Понятно. Сохранить своё подразделение, «свою стаю» за тридевять земель от родины можно только при условии чёткой управляемости. Иначе — среди чужих умрут все. Люди скажут: «они все такие». И убьют не разбираясь.
«Три цены»… По «Русской Правде» цена убитой рабыни — 6 гривен. Вира за убийство свободной женщины — половинная, 20. Обе девушки — свободные — я старюсь побыстрее снимать ошейники с моих людей. Личный бзик у меня такой.
Забавно, нурманов ещё и кинули.
— Она — не рабыня. Она свободная женщина. Вира — 20 кунских гривен. Твоих людей обманули.
— Что?! Обманули?! Моих?!! Убью…
Обман воина — достойная причина для скоропостижной смерти обманщика.
— Ты собрался мстить своему князю?
— Кому?! С чего это? Серебро давал княжий спальник… Пёс смердячий! Он-то и утаил…
Проболтался. Понял. В ярости на свой прокол — схватился за рукоять меча. Его всадники — мгновенно повторили. Порубят, нафиг, сгоряча. Весь пляж мясом закидают.
Уточняю: Окский пляж — нашим мясом. Неэстетично…
— Спокойно, Сигурд. Спальник — твой. Только расспроси — кто ещё был в деле. Вон у меня — Ноготок. Профессиональный кат-правдоискатель. Возьми с собой. Для однозначности. А ты пришлёшь мне серебро. Всё серебро по этому делу: ни один человек не получит прибыли от смерти моих людей.
Сигурд недовольно поплямкал, по обычаю своему, губами. Осмотрел поднявшегося Ноготка. Конечно, посторонние ему не нужны. Ну совсем! Отказать? Оставлять у меня сомнения… в его чести, в его слове… И отдавать серебро… на спальнике и ещё взять можно. Но есть вопрос. Более важный:
— Ты отказываешься от мести?
— Твоим? — Они мертвы. Тебе? — Ты приехал сам. Спальнику? — Ноготок поприсутствует, подтвердит участие и удостоверит… наказание. Мстить Володше… На Святой Руси месть князю называется изменой. Да, Сигурд, я отказываюсь от мести. Я — мирный человек, я — не мститель. Я только… дезинфектор.
— Что?!
— Увидишь.
Я уже рассказывал о неприкосновенности рюриковичей на Руси. Убить русского князя можно только в прямом открытом бою, в столкновении армий. Так был смертельно ранен Изя Давайдович под Киевом, так разрубили шлем на голове Андрея Боголюбского и посекли до неузнаваемости доспехи Изи Блескучего в битве на речке Рутец.
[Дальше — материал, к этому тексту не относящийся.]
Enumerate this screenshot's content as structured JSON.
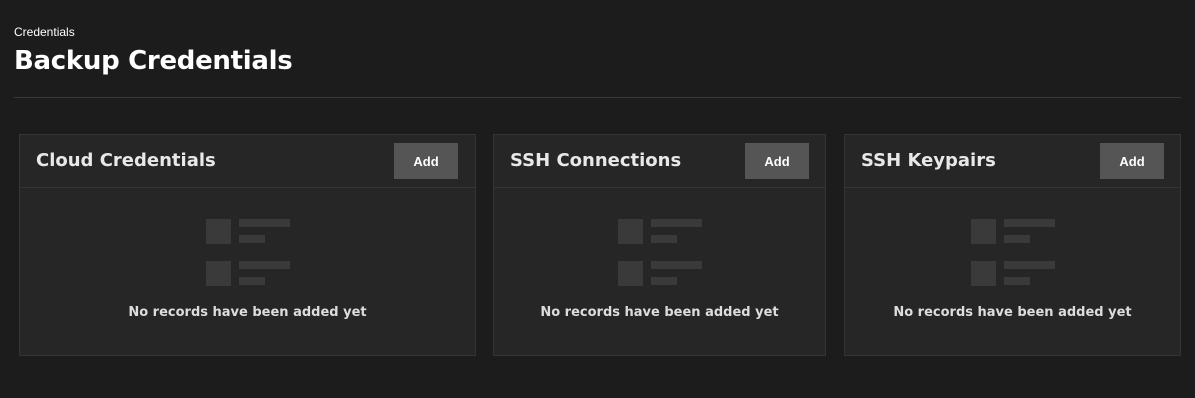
{
  "header": {
    "breadcrumb": "Credentials",
    "title": "Backup Credentials"
  },
  "cards": [
    {
      "title": "Cloud Credentials",
      "add_label": "Add",
      "empty_text": "No records have been added yet"
    },
    {
      "title": "SSH Connections",
      "add_label": "Add",
      "empty_text": "No records have been added yet"
    },
    {
      "title": "SSH Keypairs",
      "add_label": "Add",
      "empty_text": "No records have been added yet"
    }
  ],
  "colors": {
    "background": "#1c1c1c",
    "card_background": "#262626",
    "button_background": "#555555",
    "placeholder": "#3a3a3a"
  }
}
Только — прямой бой. Рубка княжьих дружин. Всё остальное — не кошерно. Табу, ай-яй-яй. Мучительная смертная казнь и всеобщее осуждение. Судьба Петриллы, отравившего Долгорукого — например. Уже и декабристы, обсуждая цареубийство, были готовы пойти на это, но с обязательным осуждением и вечным изгнанием исполнителя.
Только… я же дерьмократ и либераст! И мне на рюриковизну — плевать. И ещё мне плевать на табу, кашрут, шариат, завет, обычаи и это… всеобщее.
«Нет власти аще от бога!». — Бог? Пшёл в задницу! Вместе с такими властями.
Сигурд снова плямкал и думал. Он — в службе. Он — присягал Володше. Не сообщить князю об угрозе «жизни и здоровью» — измена. Его долг — защищать государя. Зарубить злонамеренного во избежание. Прямо тут же! Как и требует присяга.